Sarà proprio il Messico con le sue sterminate metropoli ad ospitare tra qualche giorno il primo congresso continentale di pastorale urbana. L’evento si terrà dal 9 al 12 ottobre nella città di Guadalajara, la seconda urbe più popolata dopo Città del Messico con i suoi 25 milioni di abitanti.
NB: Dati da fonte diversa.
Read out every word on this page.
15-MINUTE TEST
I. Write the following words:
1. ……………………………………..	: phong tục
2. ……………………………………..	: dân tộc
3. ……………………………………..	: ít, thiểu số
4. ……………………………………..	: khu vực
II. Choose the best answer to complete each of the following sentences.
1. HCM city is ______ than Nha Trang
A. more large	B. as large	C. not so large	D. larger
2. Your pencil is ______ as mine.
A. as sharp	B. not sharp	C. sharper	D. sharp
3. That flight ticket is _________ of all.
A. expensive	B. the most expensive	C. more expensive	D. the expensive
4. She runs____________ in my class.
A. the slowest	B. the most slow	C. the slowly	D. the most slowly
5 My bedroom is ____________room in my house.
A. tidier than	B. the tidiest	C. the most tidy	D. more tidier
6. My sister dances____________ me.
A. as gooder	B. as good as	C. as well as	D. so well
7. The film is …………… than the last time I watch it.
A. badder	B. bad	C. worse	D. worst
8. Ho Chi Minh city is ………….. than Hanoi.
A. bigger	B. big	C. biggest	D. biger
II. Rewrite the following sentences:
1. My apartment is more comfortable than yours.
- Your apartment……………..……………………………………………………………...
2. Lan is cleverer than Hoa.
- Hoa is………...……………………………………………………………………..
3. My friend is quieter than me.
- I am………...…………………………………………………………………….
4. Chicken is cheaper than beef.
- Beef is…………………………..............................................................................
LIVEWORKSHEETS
Guadalajara sfiora i cinque milioni ed è il capoluogo dello stato di Jalisco, nell’occidente del Messico, l’epicentro della sollevazione cattolica conosciuta come “Cristiada” che ebbe la sua fase bellica più acuta negli anni 1926-1929.
Il comunicato che lancia il convegno indica come obiettivo quello di una presa di coscienza “di un cambiamento di mentalità” avvenuto nelle popolazioni che vivono in grandi agglomerati e della necessità di annunciare il Vangelo con linguaggi e segni adeguati al cambiamento anche antropologico che caratterizza l’uomo urbano.
Viene alla mente una osservazione di Bergoglio del 2010, riproposta in diverse altre occasioni da Papa: “Poco tempo fa ho spiegato a un giornalista italiano che, secondo i sociologi della religione, l’area di influenza di una parrocchia ha un raggio di seicento metri, mentre a Buenos Aires la distanza tra una parrocchia e l’altra è, mediamente, di duemila metri”. Non si tratta di una mera annotazione accademica, non per Bergoglio che da essa fece discendere la necessità di uscire, andare incontro alla gente, raggiungerla nella lontananza in cui si trova e convocarla a quel singolare tipo di socialità che è la Chiesa.
Il concetto di “Chiesa in uscita”, così ripetuto da papa Francesco sin dal momento in cui si affacciò vestito di bianco dalla loggia di San Pietro, Bergoglio lo esprimeva con una immagine efficace mutuata da un sacerdote amico in una delle rare interviste concesse negli anni da arcivescovo della capitale argentina. “Una volta un prete molto saggio”, racconta agli intervistatori Sergio Rubín e Angela Ambrogetti non senza una nota d’ironia, “mi disse che ci troviamo di fronte a una situazione totalmente opposta a quella prospettata nella parabola del buon pastore, che aveva novantanove pecore nel recinto ma andò a cercare l’unica che si era smarrita: oggi ne abbiamo una nel recinto e novantanove che non andiamo a cercare”. La conclusione veniva poi tratta in questi termini: “Sono sinceramente convinto che al momento attuale, la scelta fondamentale che la Chiesa deve operare non sia di diminuire o togliere i precetti, di rendere più facile questo o quello, ma di scendere in strada a cercare la gente, di conoscere le persone per nome”.
Allo stesso modo il testo di presentazione del raduno continentale che si terrà in Messico ad ottobre, riflette la consapevolezza che “stiamo vivendo una nuova epoca, con nuovi paradigmi e nuove realtà, e la Chiesa si deve mettere davanti a tali cambiamenti e alla urgente necessità di rispondere con un’evangelizzazione più efficace e profonda nella grande città”.
Le grandi città vivono una pluralità culturale che ha fatto sì che il cattolicesimo “sia in qualche modo escluso” e che il suo messaggio “si diluisca” osserva ancora una nota di presentazione pubblicata sul sito dell’Arcidiocesi di Città del Messico. “E questo sfida a fondo la Chiesa, perché era abituata al fatto che i fedeli in generale avevano chiara l’idea del paradiso e dell’inferno, del rispetto di Dio e dell’andare in chiesa come via di salvezza”. Oggi non è più così, “la maggior parte degli abitanti di una città non comprende più o non accetta questo tipo di linguaggio”.
Al Meeting continentale di prossima inaugurazione, che si intitola “La gioia del Vangelo per le grandi città” e avrà come sede l’Università del Valle de Atemajac, a Guadalajara, parteciperanno i rappresentanti delle principali metropoli del continente americano e non solo. È stata confermata la partecipazione del cardinale Lluís Martínez Sistach arcivescovo emerito di Barcellona e responsabile della pastorale urbana nel mondo, quella del cardinale di Guadalajara, Francisco Robles Ortega e dell’arcivescovo di Monterrey, Rogelio Cabrera López.